Topic: Autocomplete search algorithm

Hi, I'm looking for the best search algorithm for autocomplete.

I am weak at SQL and I'm hoping someone will give a hand.
I need autocomplete to suggest best matches for artists.
Thedatabase may look like this:

|Artists|
--------
John Smith
Smithers Burger
James Alsmit
Corpse,The
The corporation
Corporate Kidz

Searching for "cor" I would expect it to find "The corporation", "Corporate Kidz"
and "Corpse,The"

Searching for "the cor" It should find "The corporation", "Corporate Kidz" and "Corpse,The"
with preference to the ones containing "the"

Also If I start typing "smi" it should display "John Smith" and "Smithers Burger" and James Alsmit with preference given to the ones beginning with "Smi"

I have constructing various MySQL queries but none seem to get it right.


I would expect an algorithm like this to be almost standard on my SQL search queries.

Re: Autocomplete search algorithm

"%" is the SQL wildcard character. So something like this should do it:

Model.find .... :conditions => ['name LIKE ?',"%" + params[:search] + "%"] ....

Last edited by Duplex (2007-09-02 09:15:27)

Re: Autocomplete search algorithm

is there any way to force exact matches to display with autocomplete.

For example there are several types of rum in the database, but there is also just plain rum.

So if someone types in "rum" it shows the first 10 matches like bacardi rum, 151 proof rum etc... but it doesn't display just plain "rum"

Re: Autocomplete search algorithm

You would probably have to sort the records manually to do that ... although not sure how MySQL matches on % ... run some queries and see.

An alternative is to use a full-text index on the data - then you can use MySQL's built in text search.

Toby Hede
===================================================
FiniteStateMachine - Software Development for Social Networks
===================================================

Re: Autocomplete search algorithm

Here is what I've thought up so far.

Search: [ phrase]
  if "smi" entered. Search '* smi*',  'smi*',  'the smi*',  'smi*, the'

Search: [the]
  if "the" entered. Search 'the*'
  if "the " entered. No search
  if "the c" entered. Search 'c*',  'the c*',  'c*the'

Another thought is to only start autocompleting after say two characters are entered.

"c" : do nothing
"co : search
"the c" : do nothing
"the co" : search

It would be great if someone a little better than myself at MySQL could create a query from this.

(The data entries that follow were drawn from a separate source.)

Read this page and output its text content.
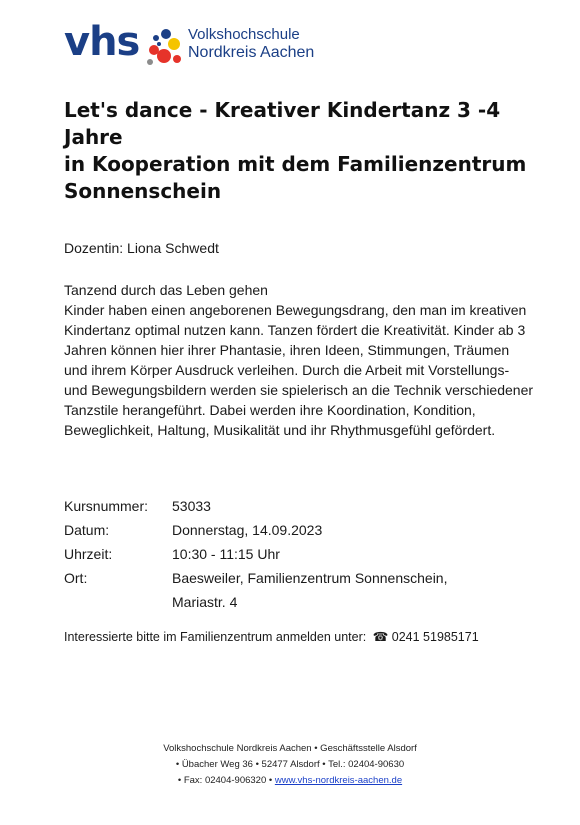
vhs	Volkshochschule
Nordkreis Aachen
Let's dance - Kreativer Kindertanz 3 -4
Jahre
in Kooperation mit dem Familienzentrum
Sonnenschein
Dozentin: Liona Schwedt

Tanzend durch das Leben gehen

Kinder haben einen angeborenen Bewegungsdrang, den man im kreativen Kindertanz optimal nutzen kann. Tanzen fördert die Kreativität. Kinder ab 3 Jahren können hier ihrer Phantasie, ihren Ideen, Stimmungen, Träumen und ihrem Körper Ausdruck verleihen. Durch die Arbeit mit Vorstellungs- und Bewegungsbildern werden sie spielerisch an die Technik verschiedener Tanzstile herangeführt. Dabei werden ihre Koordination, Kondition, Beweglichkeit, Haltung, Musikalität und ihr Rhythmusgefühl gefördert.

Kursnummer:	53033
Datum:	Donnerstag, 14.09.2023
Uhrzeit:	10:30 - 11:15 Uhr
Ort:	Baesweiler, Familienzentrum Sonnenschein,
Mariastr. 4
Interessierte bitte im Familienzentrum anmelden unter: ☎ 0241 51985171
Volkshochschule Nordkreis Aachen • Geschäftsstelle Alsdorf
• Übacher Weg 36 • 52477 Alsdorf • Tel.: 02404-90630
• Fax: 02404-906320 • www.vhs-nordkreis-aachen.de
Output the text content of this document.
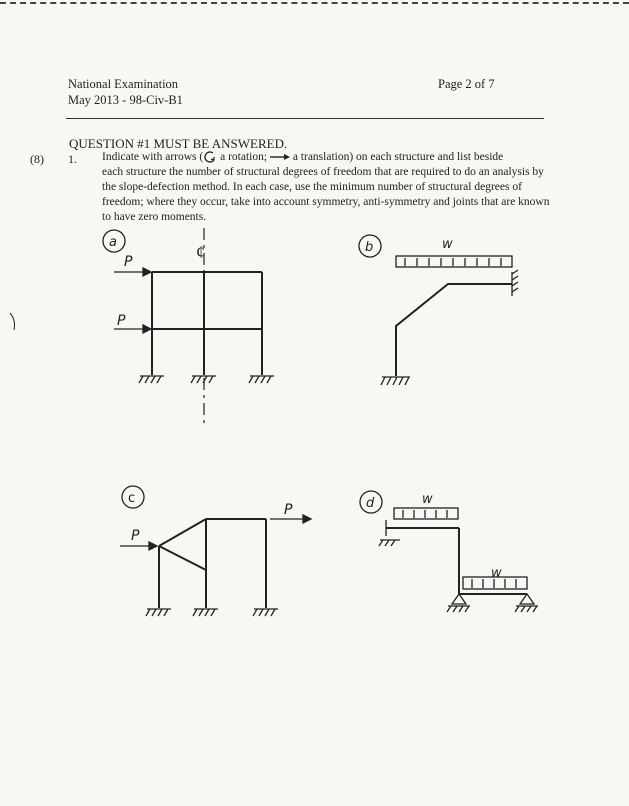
National Examination
May 2013 - 98-Civ-B1
Page 2 of 7
QUESTION #1 MUST BE ANSWERED.
(8) 1. Indicate with arrows ( a rotation;  a translation) on each structure and list beside
each structure the number of structural degrees of freedom that are required to do an analysis by the slope-defection method. In each case, use the minimum number of structural degrees of freedom; where they occur, take into account symmetry, anti-symmetry and joints that are known to have zero moments.
a	¢
P
P
b	w
c
P
P	d	w
w
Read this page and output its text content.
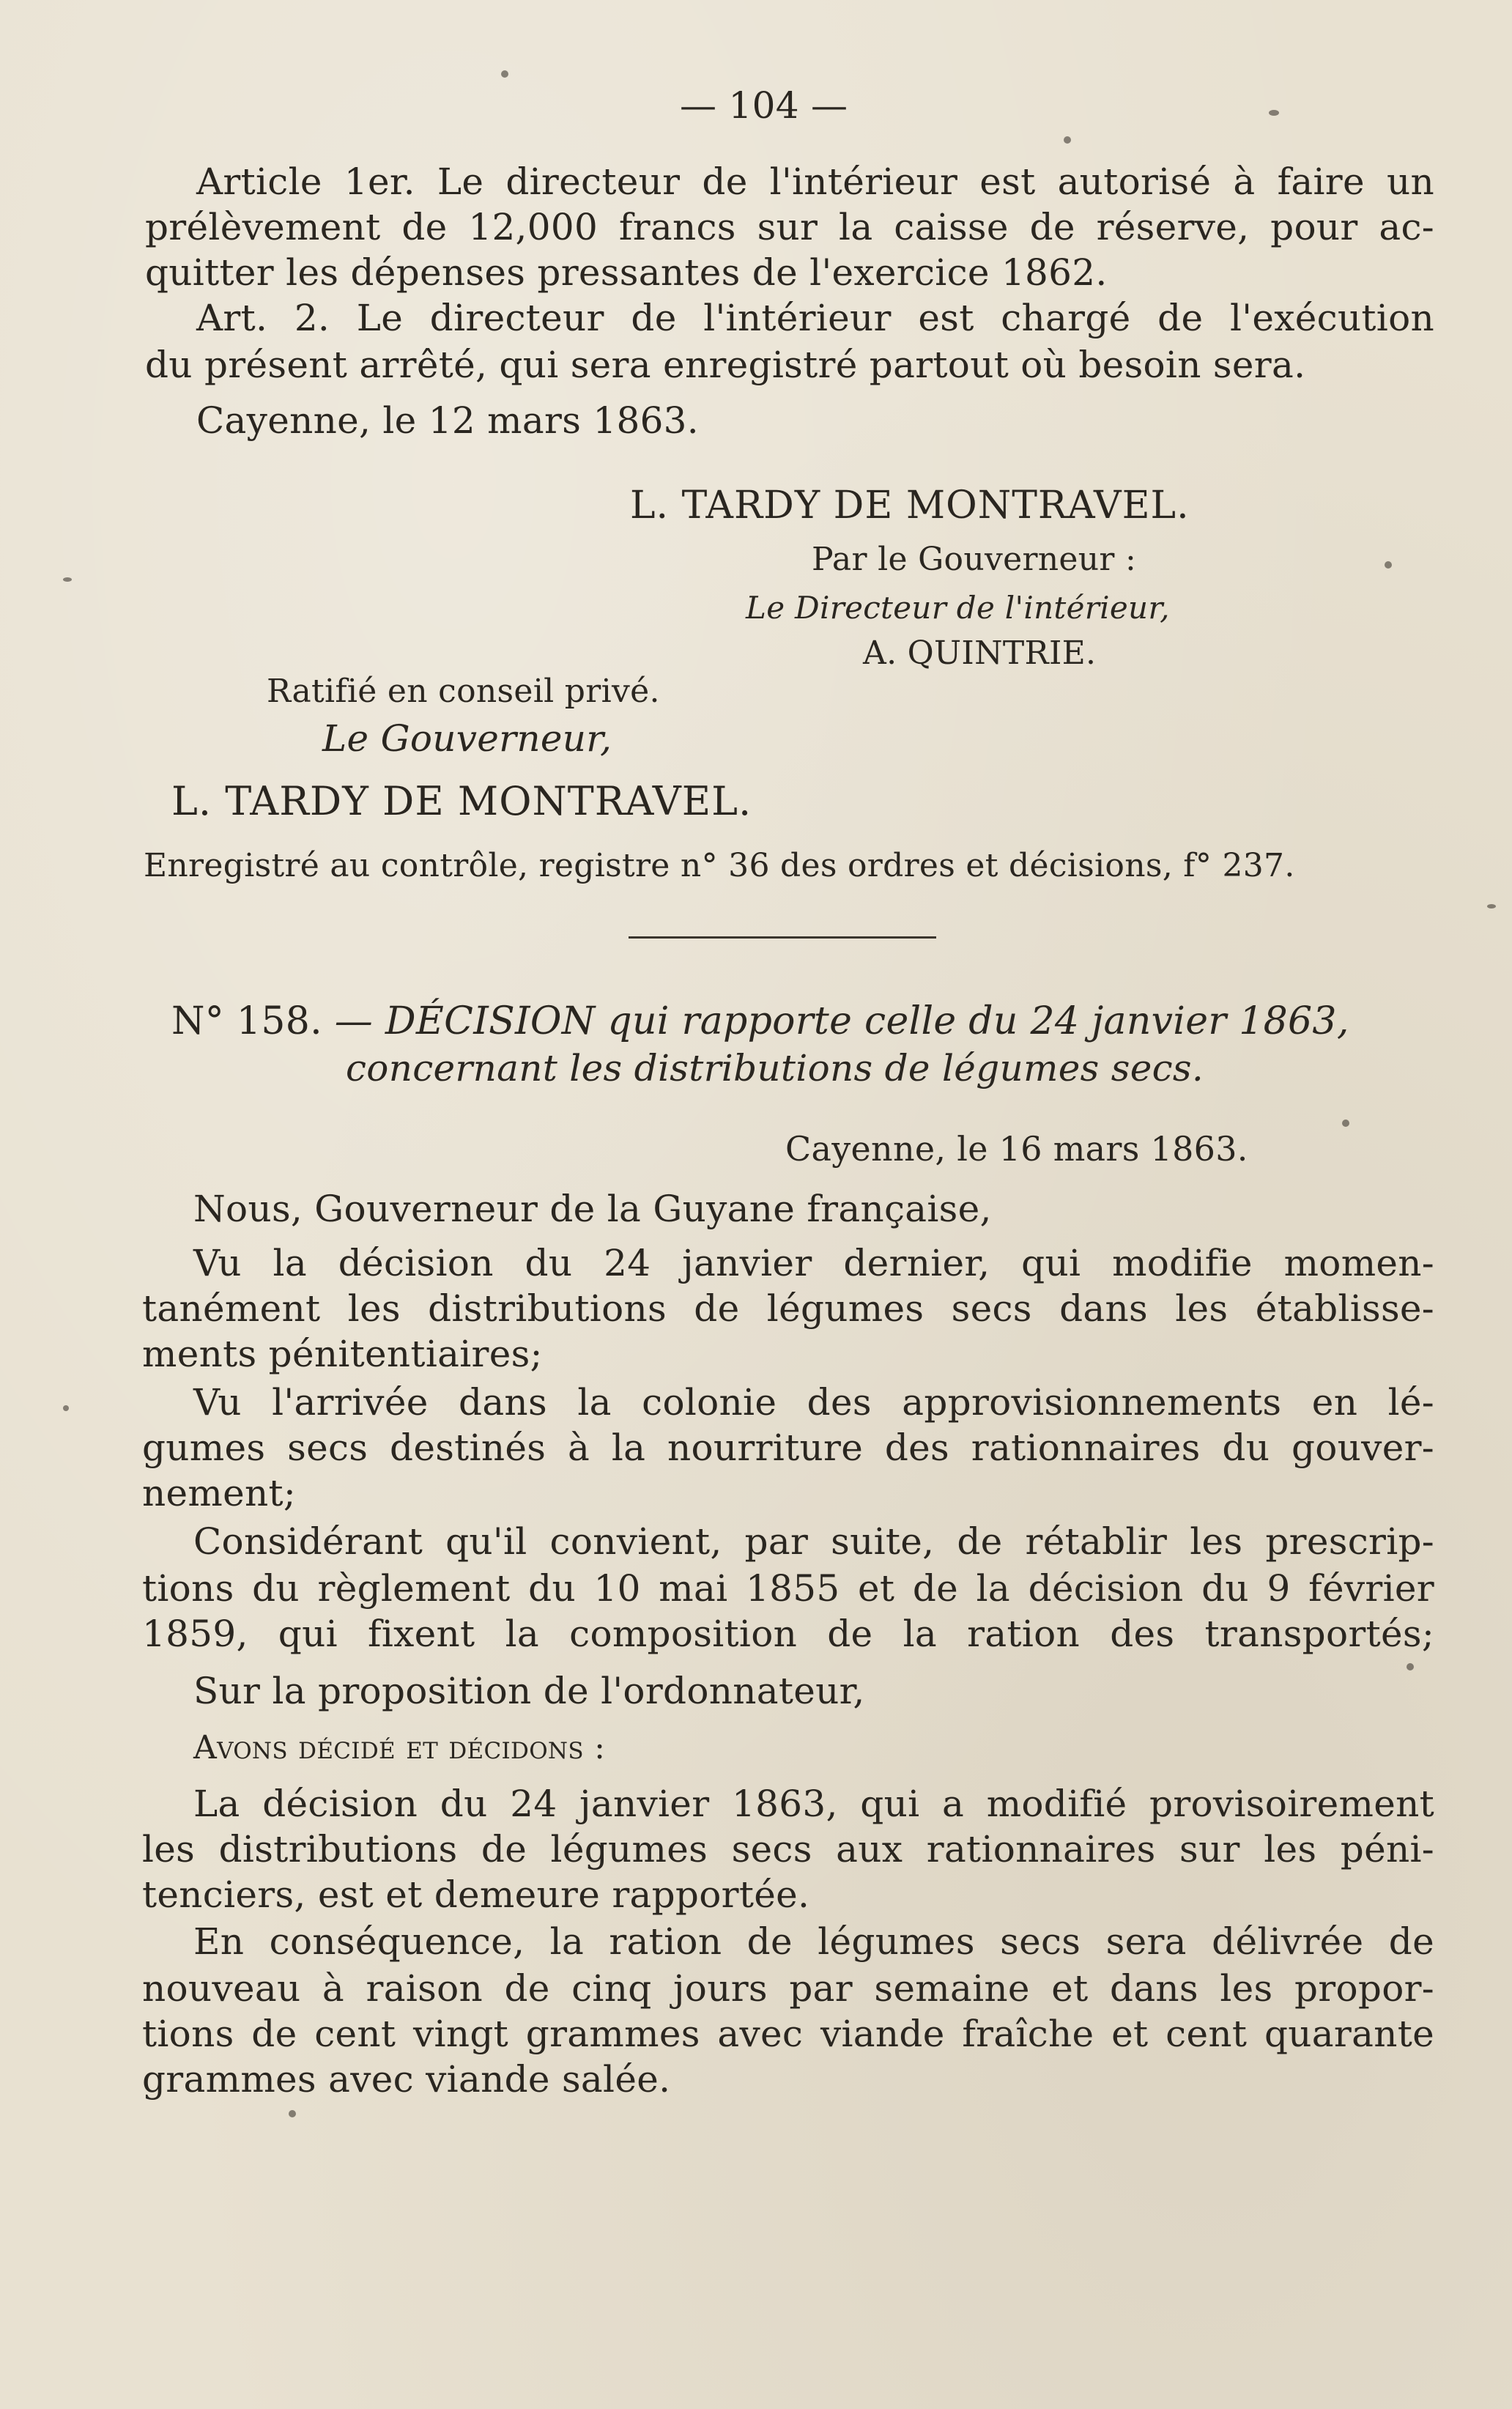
— 104 —
Article 1er. Le directeur de l'intérieur est autorisé à faire un
prélèvement de 12,000 francs sur la caisse de réserve, pour ac-
quitter les dépenses pressantes de l'exercice 1862.
Art. 2. Le directeur de l'intérieur est chargé de l'exécution
du présent arrêté, qui sera enregistré partout où besoin sera.
Cayenne, le 12 mars 1863.
L. TARDY DE MONTRAVEL.
Par le Gouverneur :
Le Directeur de l'intérieur,
A. QUINTRIE.
Ratifié en conseil privé.
Le Gouverneur,
L. TARDY DE MONTRAVEL.
Enregistré au contrôle, registre n° 36 des ordres et décisions, f° 237.
N° 158. — DÉCISION qui rapporte celle du 24 janvier 1863,
concernant les distributions de légumes secs.
Cayenne, le 16 mars 1863.
Nous, Gouverneur de la Guyane française,
Vu la décision du 24 janvier dernier, qui modifie momen-
tanément les distributions de légumes secs dans les établisse-
ments pénitentiaires;
Vu l'arrivée dans la colonie des approvisionnements en lé-
gumes secs destinés à la nourriture des rationnaires du gouver-
nement;
Considérant qu'il convient, par suite, de rétablir les prescrip-
tions du règlement du 10 mai 1855 et de la décision du 9 février
1859, qui fixent la composition de la ration des transportés;
Sur la proposition de l'ordonnateur,
Avons décidé et décidons :
La décision du 24 janvier 1863, qui a modifié provisoirement
les distributions de légumes secs aux rationnaires sur les péni-
tenciers, est et demeure rapportée.
En conséquence, la ration de légumes secs sera délivrée de
nouveau à raison de cinq jours par semaine et dans les propor-
tions de cent vingt grammes avec viande fraîche et cent quarante
grammes avec viande salée.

Re: Autocomplete search algorithm

Getting further...

    # set character minimum before searching
    charmin = '2'
   
    # split phrase and place each word into an array
    @splitq = @query.split(" ")
   
    if @splitq.length > 1 # if the phrase contains more than one word
            if @splitq[0] == "the" and @splitq[1] > charmin
              [ 'artist REGEXP ?', ' ' + @splitq[1] ]
              [ 'artist REGEXP ?', 'the ' + @splitq[1] ]
              [ 'artist LIKE ?', @splitq[1] + '%, the' ] 
            # else exit
    else
           if @query.length > charmin
             [ 'artist REGEXP ?', ' ' + @query ]
             [ 'artist REGEXP ?', '^' + @query ]
             [ 'artist REGEXP ?', 'the ' + @query ]
             [ 'artist LIKE ?', @query + '%' ]